I need to execute a test in which I have to simulate 20 years' historical data in PostgreSQL (and TimescaleDB) DB. My problem is that I have to generate .sql files and ingest them (using psql-client) in the targeted DB.
We made some calculations and the result is that our database will have 261 billion rows in our table for 20 years, so each year contains 13.05B data.
For each row, we have a timestamp (integer type) and I thought, to be more efficient, I write, in my .sql files transactions of 10.000 elements. To make the generated .sql files small in disk space (I generate those files in python), I limited each file to 20M rows each.

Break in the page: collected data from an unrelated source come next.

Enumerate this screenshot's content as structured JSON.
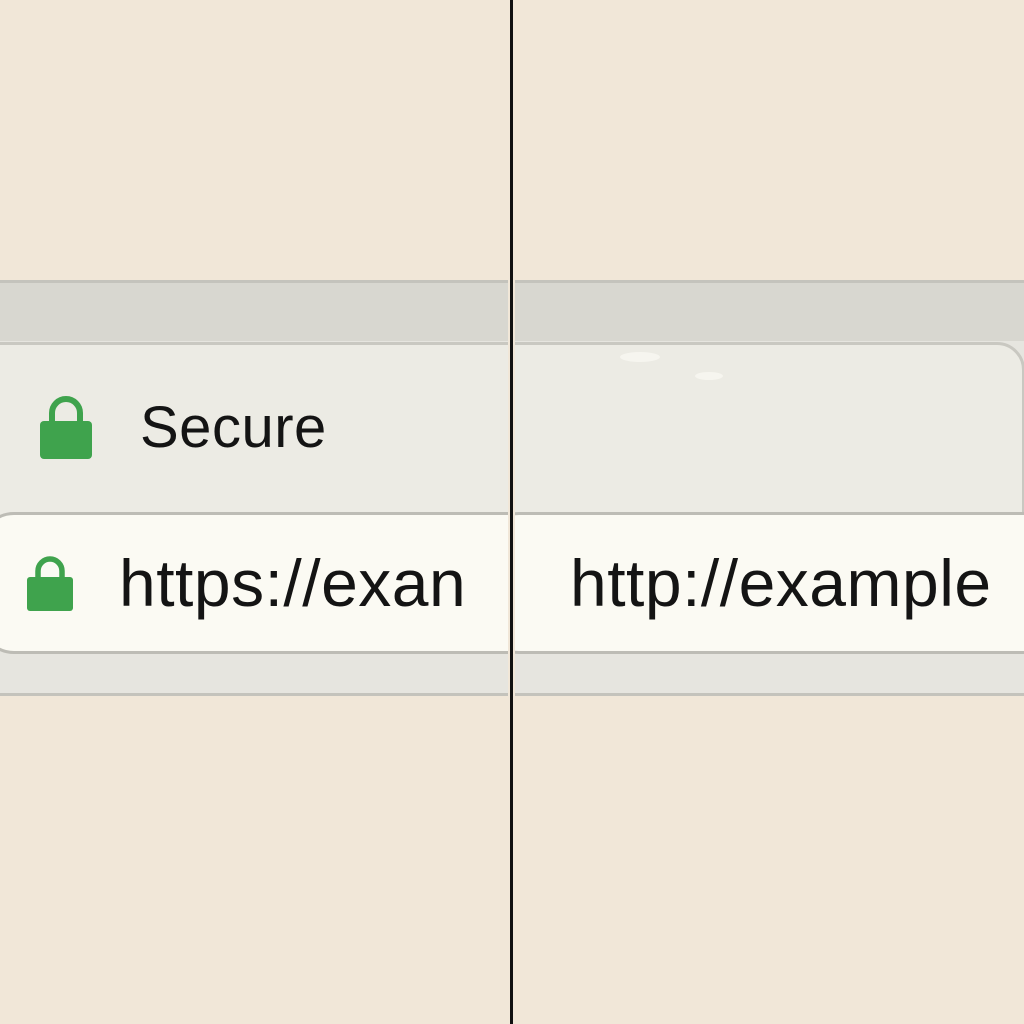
{
  "colors": {
    "background": "#f1e7d8",
    "toolbar": "#d8d7d0",
    "url_bar": "#fbfaf3",
    "lock_green": "#3fa34d",
    "divider": "#111111"
  },
  "left_panel": {
    "security_indicator": {
      "icon": "lock-icon",
      "label": "Secure"
    },
    "address_bar": {
      "icon": "lock-icon",
      "url": "https://exan"
    }
  },
  "right_panel": {
    "address_bar": {
      "url": "http://example"
    }
  }
}
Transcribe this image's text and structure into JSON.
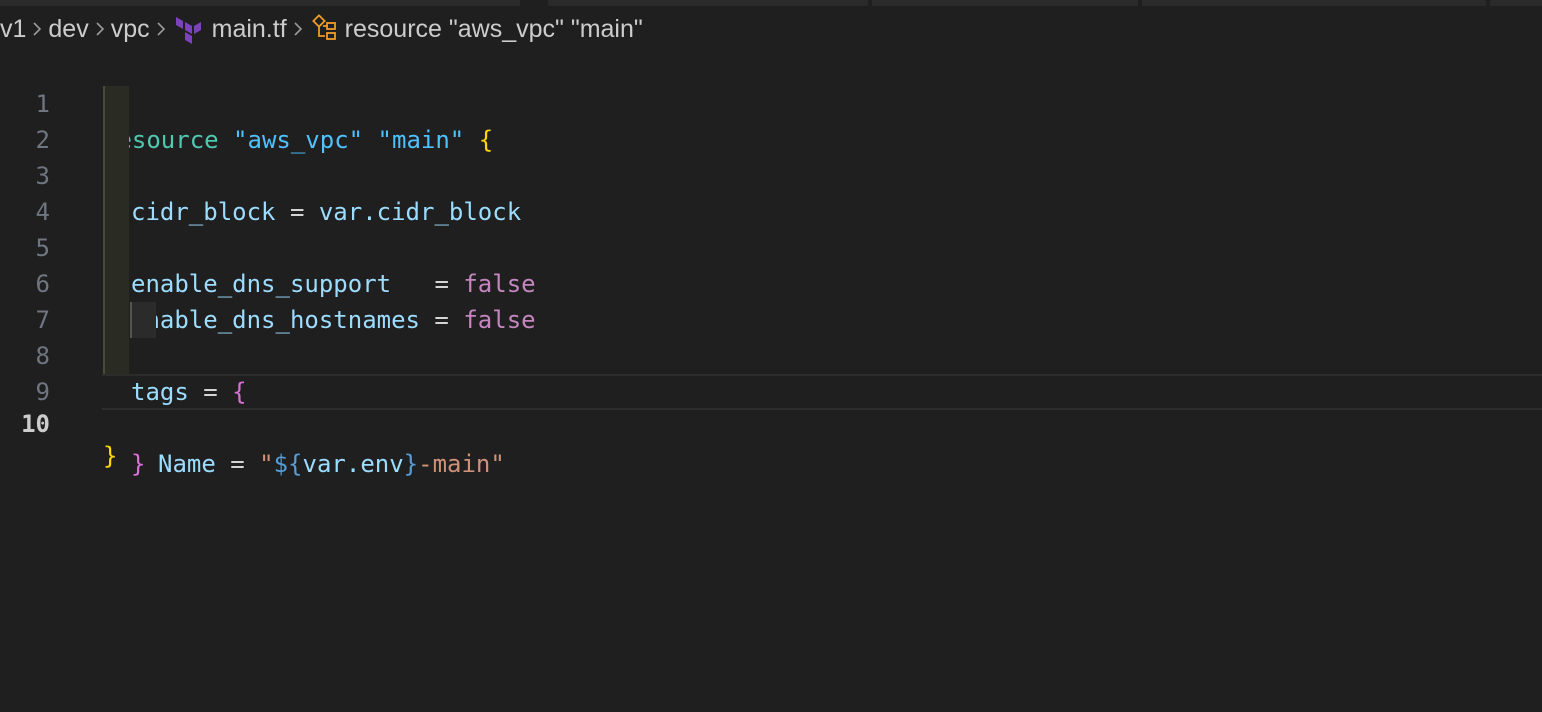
{
  "breadcrumb": {
    "items": [
      "v1",
      "dev",
      "vpc",
      "main.tf",
      "resource \"aws_vpc\" \"main\""
    ]
  },
  "editor": {
    "file": "main.tf",
    "active_line": 10,
    "line_numbers": [
      "1",
      "2",
      "3",
      "4",
      "5",
      "6",
      "7",
      "8",
      "9",
      "10"
    ],
    "tokens": {
      "l1_kw": "resource",
      "l1_type": "\"aws_vpc\"",
      "l1_name": "\"main\"",
      "l1_brace": "{",
      "l2_attr": "cidr_block",
      "l2_eq": " = ",
      "l2_val": "var.cidr_block",
      "l4_attr": "enable_dns_support",
      "l4_eq": "   = ",
      "l4_val": "false",
      "l5_attr": "enable_dns_hostnames",
      "l5_eq": " = ",
      "l5_val": "false",
      "l7_attr": "tags",
      "l7_eq": " = ",
      "l7_brace": "{",
      "l8_attr": "Name",
      "l8_eq": " = ",
      "l8_q1": "\"",
      "l8_interp_open": "${",
      "l8_var": "var.env",
      "l8_interp_close": "}",
      "l8_rest": "-main\"",
      "l9_brace": "}",
      "l10_brace": "}"
    }
  },
  "colors": {
    "background": "#1f1f1f",
    "keyword": "#4ec9b0",
    "string": "#4fc1ff",
    "attribute": "#9cdcfe",
    "boolean": "#c586c0",
    "brace_level1": "#ffd700",
    "brace_level2": "#da70d6",
    "string_literal": "#ce9178"
  },
  "icons": {
    "terraform_file": "terraform-icon",
    "symbol": "symbol-structure-icon",
    "separator": "chevron-right-icon"
  }
}
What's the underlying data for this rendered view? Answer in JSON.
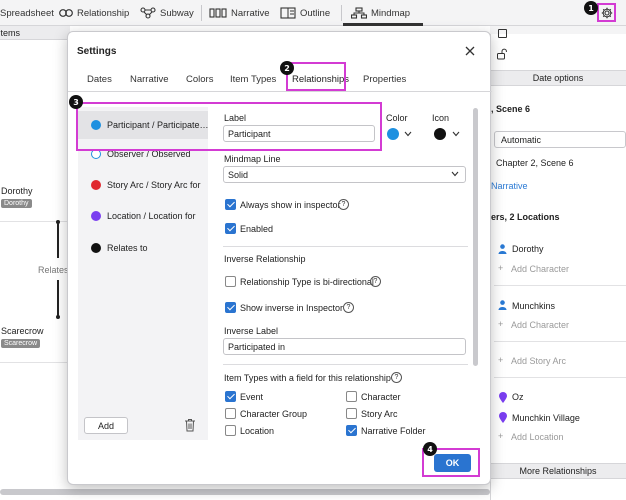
{
  "toolbar": {
    "items": [
      {
        "label": "Spreadsheet",
        "icon": "spreadsheet-icon"
      },
      {
        "label": "Relationship",
        "icon": "relationship-icon"
      },
      {
        "label": "Subway",
        "icon": "subway-icon"
      },
      {
        "label": "Narrative",
        "icon": "narrative-icon"
      },
      {
        "label": "Outline",
        "icon": "outline-icon"
      },
      {
        "label": "Mindmap",
        "icon": "mindmap-icon"
      }
    ],
    "active": "Mindmap"
  },
  "left_panel": {
    "header": "Items",
    "nodes": [
      {
        "name": "Dorothy",
        "tag": "Dorothy"
      },
      {
        "name": "Scarecrow",
        "tag": "Scarecrow"
      }
    ],
    "edge_label": "Relates"
  },
  "right_panel": {
    "section_date": "Date options",
    "scene_header": ", Scene 6",
    "date_mode": "Automatic",
    "chapter_scene": "Chapter 2, Scene 6",
    "narrative_link": "Narrative",
    "counts": "ers, 2 Locations",
    "characters": [
      "Dorothy",
      "Munchkins"
    ],
    "add_character": "Add Character",
    "add_story_arc": "Add Story Arc",
    "locations": [
      "Oz",
      "Munchkin Village"
    ],
    "add_location": "Add Location",
    "more": "More Relationships"
  },
  "dialog": {
    "title": "Settings",
    "tabs": [
      "Dates",
      "Narrative",
      "Colors",
      "Item Types",
      "Relationships",
      "Properties"
    ],
    "active_tab": "Relationships",
    "relationships": [
      {
        "label": "Participant / Participate…",
        "color": "#1e90e0",
        "ring": false
      },
      {
        "label": "Observer / Observed",
        "color": "#ffffff",
        "ring": true
      },
      {
        "label": "Story Arc / Story Arc for",
        "color": "#e0292f",
        "ring": false
      },
      {
        "label": "Location / Location for",
        "color": "#7a3ef0",
        "ring": false
      },
      {
        "label": "Relates to",
        "color": "#111111",
        "ring": false
      }
    ],
    "add_label": "Add",
    "form": {
      "label_title": "Label",
      "label_value": "Participant",
      "color_title": "Color",
      "color_value": "#1e90e0",
      "icon_title": "Icon",
      "icon_value": "#111111",
      "mindmap_line_title": "Mindmap Line",
      "mindmap_line_value": "Solid",
      "always_show": "Always show in inspector",
      "always_show_checked": true,
      "enabled": "Enabled",
      "enabled_checked": true,
      "inverse_title": "Inverse Relationship",
      "bidirectional": "Relationship Type is bi-directional",
      "bidirectional_checked": false,
      "show_inverse": "Show inverse in Inspector",
      "show_inverse_checked": true,
      "inverse_label_title": "Inverse Label",
      "inverse_label_value": "Participated in",
      "item_types_title": "Item Types with a field for this relationship",
      "item_types": [
        {
          "label": "Event",
          "checked": true
        },
        {
          "label": "Character",
          "checked": false
        },
        {
          "label": "Character Group",
          "checked": false
        },
        {
          "label": "Story Arc",
          "checked": false
        },
        {
          "label": "Location",
          "checked": false
        },
        {
          "label": "Narrative Folder",
          "checked": true
        }
      ]
    },
    "ok_label": "OK"
  },
  "badges": [
    "1",
    "2",
    "3",
    "4"
  ],
  "colors": {
    "highlight": "#d33bd3",
    "accent": "#2a74d0"
  }
}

So I thought that I could generate these files dynamically in a bash file and, when a file is generated, I run a psql command to ingest it into the DB, but the problem is that I don't know how to handle it: The ingest process takes much more time than .sql file generation, so in bash commands, I am afraid my bash script will wait the ingest process before starting to generate a new .sql file and execute the ingest process again.
So to summarize, I try to create an ingest process pseudo-batch based in which each generated .sql file that has been ingested successfully will be removed to avoid to take too much disk space.
How to avoid the fact it will wait the ingest process before starting an other .sql file generation and then start the ingest process?
This is for development purpose, these data I want to ingest are close to the one we would like to create in production mode. The aim, for now, is to execute read requests and compare those request in PostgreSQL and TimescaleDB.